Once again a number of readers have left thoughtful comments. Unfortunately due to health and time limitations, I cannot respond to them all individually at this time. Here are a few thoughts inspired by comments, I hope to expound further at a later date. Once again I appreciate all comments, pro and con. Anyone who cannot handle dissenting opinion must not be very secure in their beliefs. Still, some people, me included, sometimes have trouble separating the personal from the political. So I do understand why people might get upset, emotions can be so annoying sometimes. On the other hand, if people didn’t have emotions we would have a planet full of psychopaths, so it’s a small price to pay. And as well there are emotions so good and powerful it’s like a light shining through you. Maybe this isn’t proof of God, but to me it hints at where people may have gotten the idea that there was something going on behind the curtain.
When I talk about Saddam the Martyr, I am talking about Saddam the symbol, not Saddam the man. His crimes don’t matter if our enemies are able to use him to further their cause. It is a failure of American policy that his trial and execution are so easily turned against us. This also illustrates the growing power of the distributed media, one guy with a cell phone made America’s virtual monopoly of the mainstream media utterly meaningless. It’s an interesting feature of the age that in many real senses the increasing power of the state is balanced by the increasing distribution of power. Gunpowder ultimately doomed feudalism as a viable form of government, smokeless gunpowder similarly doomed colonialism (though it’s still in its death throes.) Will the cell phone and the PC do the same to the neocolonial era?
As far as Somalia, when the USA acts as judge, jury, and executioner…justice is not served. Especially when innocent people die in the process. The people who blew up the embassies were criminal thugs, the USA responding in kind merely lowers us to their level. A government that holds up the mantle of law and justice, while it simultaneously smites it’s enemies with no regard for the very same standards is not occupying the moral high ground. Of course all governments are guilty of this, but only the US and Israel don’t even try to be subtle about it.

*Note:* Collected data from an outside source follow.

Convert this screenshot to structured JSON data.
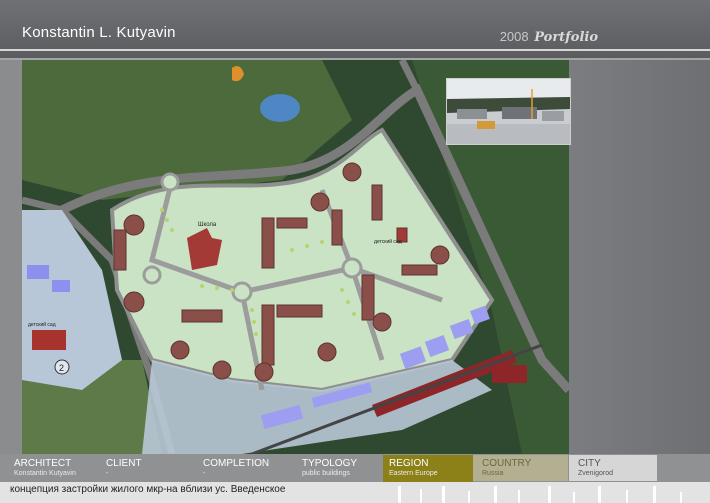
{
  "header": {
    "author": "Konstantin L. Kutyavin",
    "year": "2008",
    "portfolio": "Portfolio"
  },
  "map": {
    "labels": {
      "school": "Школа",
      "kindergarten_1": "детский сад",
      "kindergarten_2": "детский сад",
      "number_2": "2"
    }
  },
  "info": {
    "architect": {
      "label": "ARCHITECT",
      "value": "Konstantin Kutyavin"
    },
    "client": {
      "label": "CLIENT",
      "value": "-"
    },
    "completion": {
      "label": "COMPLETION",
      "value": "-"
    },
    "typology": {
      "label": "TYPOLOGY",
      "value": "public buildings"
    },
    "region": {
      "label": "REGION",
      "value": "Eastern Europe"
    },
    "country": {
      "label": "COUNTRY",
      "value": "Russia"
    },
    "city": {
      "label": "CITY",
      "value": "Zvenigorod"
    }
  },
  "caption": "концепция застройки жилого мкр-на вблизи ус. Введенское",
  "colors": {
    "region_bg": "#8c8018",
    "country_bg": "#b3b091",
    "forest": "#2f4a2f",
    "road": "#7a7a7a"
  }
}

What ever happened to “plausible deniability?” We are so arrogant that we think we can do whatever we want the, consequences be damned. There’s a lot of Israelis and Americans in body bags because of this hubris, and I expect there will be a lot more before this is all over. The world is too big to rule by force alone, history has not been kind to people who didn’t understand this.
Ah well, America is still a great country. So in a complete change of pace I will tell the story of my connection with Kuwait, though it does illustrate some of what is great about America. In the seventies I was a US Marine stationed at Fort Bliss, Texas. It was a school for antiaircraft weapons, and people from all over the world trained there. It was kind of wild driving around base, there would be soldiers and signs from dozens of different militaries. It was as close as I ever got to seeing the world while in the service, but in many senses Texas is on another planet than California so I learnt a lot.
In any event, the buzz at the time was that the guys from Kuwait were “normal” while the rest of the Arabs there were basically nuts. And there was some truth to it, in that the others pretty much only associated with their own, while the officers from Kuwait went out of their way to make American friends. So these two Kuwaiti fellows hung out with me and my buddies. I couldn’t remember their names now to save my life, I hope they are doing well wherever they are. They married nice American girls and are living in Schenectady for all I know.
Moving right along, we took them camping with us one weekend. We all jump into cars, drive off base, and stop by a buddy’s off-base home. We run into the house and grab our camping gear. On the last trip, we all come out with pistols strapped on and toss a bunch of rifles in the car trunks. The Kuwaiti guys are, shall we say, a bit surprised. They’re like, “Um, what’s with all the guns?” Who knows what they were thinking they’d gotten themselves into, but we explained that they were just for fun, and maybe shooting a few rabbits to eat or rattlesnakes that were bothering us.
They adjusted quickly, their next question was “Where did you get the guns?” Again, simple explanation, we bought them in stores. Long story short, on the way out of town we stopped at a sporting goods store. In Texas at the time the only requirement for gun purchase was that the buyer had to be able to physically push the money across the counter in the general direction of the seller. Our two Kuwaiti friends qualified handily, and minutes later their two guns went in the trunk. And yes, a number of rabbits and rattlesnakes did come to an untimely end that weekend. Some of them were even eaten, good times. And now my foreign readers know at least part of the reason why I say that America is like living in Disneyland with guns.